A comparison made with historical data collected in 2004 and that collected in the group without SMS in 2007 demonstrated that the total number of pills taken and the daily proportion of compliance were higher in the control group of the 2007 study than in the earlier study. This suggests those in the 2007 control group may have benefited from incidental exposure to the SMS reminder messages, although this effect cannot be conclusively demonstrated by the methods of this study. Moreover, soldiers themselves considered the reminder by SMS as effective and agreed that its use should be generalized.

Other factors could have interfered with compliance, including the use of MEMs®, although these devices were previously used in 2004 following the death of a 22 year old private from severe malaria in 2007 after a stay in Côte d'Ivoire underscored the importance of malaria prevention during and following a stay in a malaria endemic area [6].

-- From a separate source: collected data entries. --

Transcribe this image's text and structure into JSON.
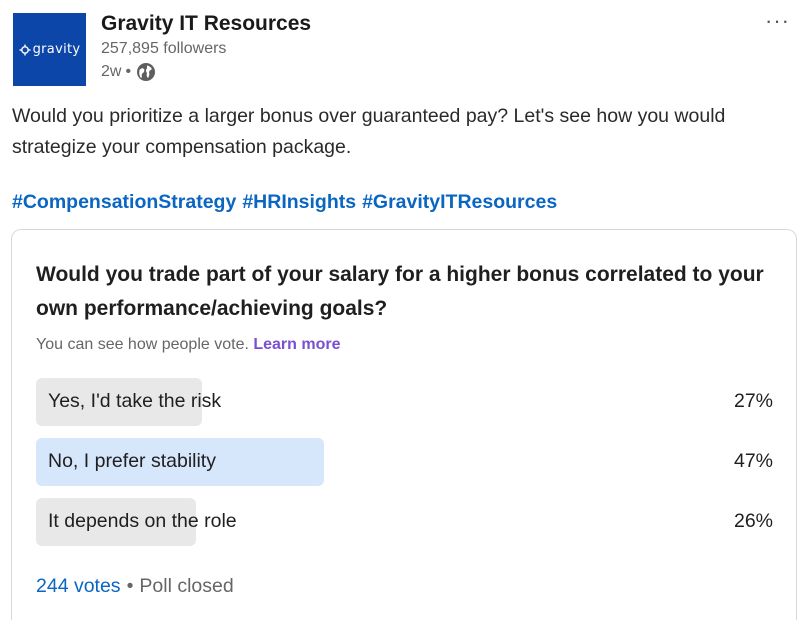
{
  "company": {
    "logo_text": "gravity",
    "name": "Gravity IT Resources",
    "followers": "257,895 followers",
    "time": "2w",
    "dot": "•"
  },
  "menu": {
    "more": "···"
  },
  "post": {
    "text": "Would you prioritize a larger bonus over guaranteed pay? Let's see how you would strategize your compensation package.",
    "hashtags": [
      "#CompensationStrategy",
      "#HRInsights",
      "#GravityITResources"
    ]
  },
  "poll": {
    "question": "Would you trade part of your salary for a higher bonus correlated to your own performance/achieving goals?",
    "note": "You can see how people vote.",
    "learn_more": "Learn more",
    "options": [
      {
        "label": "Yes, I'd take the risk",
        "percent": "27%",
        "value": 27,
        "selected": false
      },
      {
        "label": "No, I prefer stability",
        "percent": "47%",
        "value": 47,
        "selected": true
      },
      {
        "label": "It depends on the role",
        "percent": "26%",
        "value": 26,
        "selected": false
      }
    ],
    "votes": "244 votes",
    "separator": "•",
    "status": "Poll closed"
  },
  "colors": {
    "brand_blue": "#0c46a8",
    "link_blue": "#0a66c2",
    "learn_more_purple": "#7a4fd0",
    "selected_bar": "#d6e6fb",
    "unselected_bar": "#e8e8e8"
  },
  "icons": {
    "visibility": "globe-icon",
    "menu": "more-options-icon"
  }
}
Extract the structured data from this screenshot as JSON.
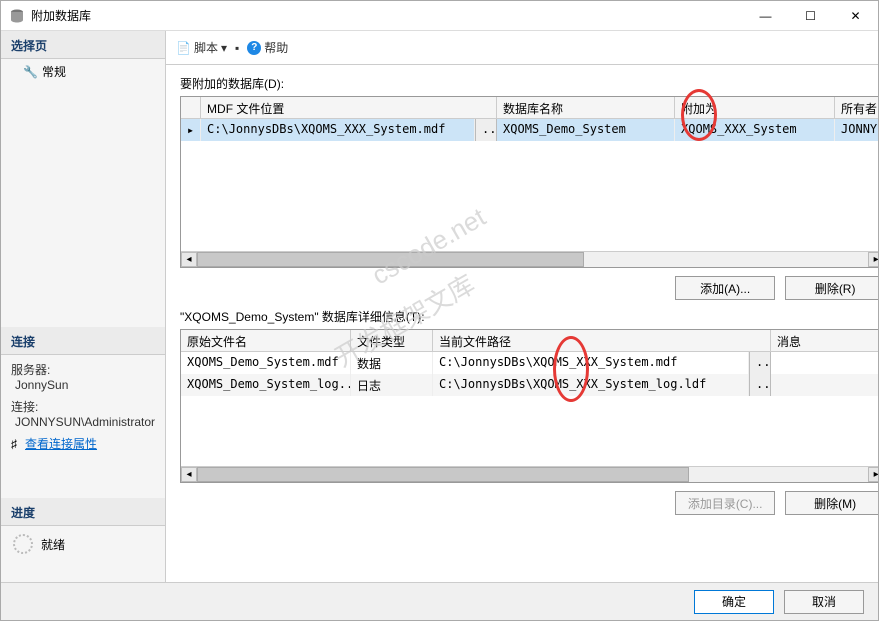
{
  "window": {
    "title": "附加数据库"
  },
  "winControls": {
    "min": "—",
    "max": "☐",
    "close": "✕"
  },
  "sidebar": {
    "selectPage": "选择页",
    "general": "常规",
    "connection": "连接",
    "serverLabel": "服务器:",
    "serverValue": "JonnySun",
    "connLabel": "连接:",
    "connValue": "JONNYSUN\\Administrator",
    "viewProps": "查看连接属性",
    "progress": "进度",
    "ready": "就绪"
  },
  "toolbar": {
    "script": "脚本",
    "help": "帮助"
  },
  "section1": {
    "label": "要附加的数据库(D):",
    "cols": {
      "mdf": "MDF 文件位置",
      "dbname": "数据库名称",
      "attachAs": "附加为",
      "owner": "所有者"
    },
    "row": {
      "mdf": "C:\\JonnysDBs\\XQOMS_XXX_System.mdf",
      "browse": "...",
      "dbname": "XQOMS_Demo_System",
      "attachAs": "XQOMS_XXX_System",
      "owner": "JONNY"
    },
    "addBtn": "添加(A)...",
    "removeBtn": "删除(R)"
  },
  "section2": {
    "label": "\"XQOMS_Demo_System\" 数据库详细信息(T):",
    "cols": {
      "orig": "原始文件名",
      "type": "文件类型",
      "path": "当前文件路径",
      "msg": "消息"
    },
    "rows": [
      {
        "orig": "XQOMS_Demo_System.mdf",
        "type": "数据",
        "path": "C:\\JonnysDBs\\XQOMS_XXX_System.mdf",
        "browse": "..."
      },
      {
        "orig": "XQOMS_Demo_System_log...",
        "type": "日志",
        "path": "C:\\JonnysDBs\\XQOMS_XXX_System_log.ldf",
        "browse": "..."
      }
    ],
    "addDirBtn": "添加目录(C)...",
    "removeBtn": "删除(M)"
  },
  "footer": {
    "ok": "确定",
    "cancel": "取消"
  }
}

Impact of a person remembering to take the malariachemoprophylaxis

In multivariate analysis, subjects who were reminded by others to take their malaria chemoprophylaxis were at significantly higher risk of early discontinuation. This paradoxical effect may be explained by the fact that persons who never forgot their chemoprophylaxis may not have been perceived by others as needing help, whereas those who forgot were perceived by others as needing help, without this help being sufficient to affect a high level of compliance.

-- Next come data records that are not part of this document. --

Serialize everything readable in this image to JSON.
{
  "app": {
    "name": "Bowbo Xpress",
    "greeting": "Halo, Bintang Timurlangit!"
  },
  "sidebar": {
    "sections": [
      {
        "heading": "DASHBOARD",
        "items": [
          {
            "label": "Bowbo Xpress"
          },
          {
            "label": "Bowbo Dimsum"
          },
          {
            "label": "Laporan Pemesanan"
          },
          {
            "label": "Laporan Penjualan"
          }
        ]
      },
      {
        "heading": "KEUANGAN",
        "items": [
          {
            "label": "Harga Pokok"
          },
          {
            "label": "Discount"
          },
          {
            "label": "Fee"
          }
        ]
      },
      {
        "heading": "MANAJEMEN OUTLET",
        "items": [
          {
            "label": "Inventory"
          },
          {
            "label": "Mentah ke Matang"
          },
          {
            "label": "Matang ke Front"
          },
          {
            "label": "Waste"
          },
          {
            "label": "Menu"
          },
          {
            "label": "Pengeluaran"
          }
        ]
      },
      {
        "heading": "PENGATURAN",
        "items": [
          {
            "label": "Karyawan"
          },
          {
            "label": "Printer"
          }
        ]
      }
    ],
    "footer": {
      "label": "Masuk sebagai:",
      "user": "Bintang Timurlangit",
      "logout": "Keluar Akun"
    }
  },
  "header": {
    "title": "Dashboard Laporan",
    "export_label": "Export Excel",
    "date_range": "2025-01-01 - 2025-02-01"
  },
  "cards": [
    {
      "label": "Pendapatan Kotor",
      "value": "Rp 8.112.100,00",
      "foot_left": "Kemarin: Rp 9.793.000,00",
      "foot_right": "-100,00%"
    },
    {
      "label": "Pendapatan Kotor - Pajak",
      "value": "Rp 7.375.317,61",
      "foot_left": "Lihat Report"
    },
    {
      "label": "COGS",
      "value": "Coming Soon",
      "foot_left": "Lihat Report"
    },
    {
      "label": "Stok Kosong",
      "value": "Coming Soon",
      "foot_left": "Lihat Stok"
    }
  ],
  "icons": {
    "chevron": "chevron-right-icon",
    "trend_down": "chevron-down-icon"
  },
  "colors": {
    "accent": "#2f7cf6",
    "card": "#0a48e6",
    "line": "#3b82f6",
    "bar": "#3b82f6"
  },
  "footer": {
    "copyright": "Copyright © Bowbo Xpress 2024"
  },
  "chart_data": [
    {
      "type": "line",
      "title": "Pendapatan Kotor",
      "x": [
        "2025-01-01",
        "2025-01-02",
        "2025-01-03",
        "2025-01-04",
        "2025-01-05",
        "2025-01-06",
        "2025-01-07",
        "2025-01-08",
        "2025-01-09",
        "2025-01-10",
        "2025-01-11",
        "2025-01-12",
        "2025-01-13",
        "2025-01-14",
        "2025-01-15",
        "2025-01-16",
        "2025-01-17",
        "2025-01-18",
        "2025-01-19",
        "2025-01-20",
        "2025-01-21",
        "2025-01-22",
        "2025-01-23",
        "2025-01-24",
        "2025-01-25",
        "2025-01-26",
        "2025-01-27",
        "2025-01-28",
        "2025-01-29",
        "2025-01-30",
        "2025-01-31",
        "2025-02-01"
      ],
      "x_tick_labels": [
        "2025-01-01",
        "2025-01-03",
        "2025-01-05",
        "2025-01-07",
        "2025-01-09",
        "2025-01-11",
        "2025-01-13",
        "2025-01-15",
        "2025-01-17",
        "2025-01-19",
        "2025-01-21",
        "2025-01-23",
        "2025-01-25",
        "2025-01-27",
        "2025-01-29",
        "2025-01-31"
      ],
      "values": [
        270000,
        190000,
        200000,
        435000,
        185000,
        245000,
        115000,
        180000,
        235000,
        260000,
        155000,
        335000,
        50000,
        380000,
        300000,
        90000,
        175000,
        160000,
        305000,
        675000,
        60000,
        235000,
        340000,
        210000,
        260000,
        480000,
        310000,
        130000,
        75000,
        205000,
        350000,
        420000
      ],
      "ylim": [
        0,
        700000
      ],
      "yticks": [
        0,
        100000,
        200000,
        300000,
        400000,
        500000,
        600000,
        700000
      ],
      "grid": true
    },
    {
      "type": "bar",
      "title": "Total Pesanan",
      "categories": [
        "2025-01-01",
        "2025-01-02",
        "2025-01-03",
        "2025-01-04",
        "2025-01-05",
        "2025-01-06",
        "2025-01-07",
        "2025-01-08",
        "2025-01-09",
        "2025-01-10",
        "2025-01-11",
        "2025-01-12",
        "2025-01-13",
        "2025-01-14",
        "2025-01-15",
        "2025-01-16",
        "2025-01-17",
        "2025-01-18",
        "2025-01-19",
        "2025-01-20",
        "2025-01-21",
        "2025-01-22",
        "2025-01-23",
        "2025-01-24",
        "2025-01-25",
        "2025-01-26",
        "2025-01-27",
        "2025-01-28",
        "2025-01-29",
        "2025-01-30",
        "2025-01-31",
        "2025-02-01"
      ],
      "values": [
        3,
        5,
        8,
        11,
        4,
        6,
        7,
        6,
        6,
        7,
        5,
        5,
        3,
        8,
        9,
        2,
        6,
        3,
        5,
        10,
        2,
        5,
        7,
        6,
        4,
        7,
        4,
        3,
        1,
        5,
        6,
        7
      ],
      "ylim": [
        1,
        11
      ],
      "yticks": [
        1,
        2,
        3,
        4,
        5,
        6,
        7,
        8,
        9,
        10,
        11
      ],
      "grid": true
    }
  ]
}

According to market studies, mobile devices had nearly a 89% penetration rate in France [13] during the period of the study, and it is reasonable to conclude this figure may be higher now. Therefore, with this high penetration rate, sending a daily SMS after returning from a malaria endemic area is feasible, and the results of this study demonstrate is it acceptable. Although this particular study demonstrated that the use of SMS reminder messages did not increase the malaria compliance in comparison to the other group, this is probably because the population under study consisted of soldiers who, in this particular instance stayed together following their return from a malaria endemic area, instead of going on holidays. This weakened the measured effect of the SMS intervention in comparison to the control group. Another study should be done to confirm these results among soldiers going on holidays following return, or with individual travellers.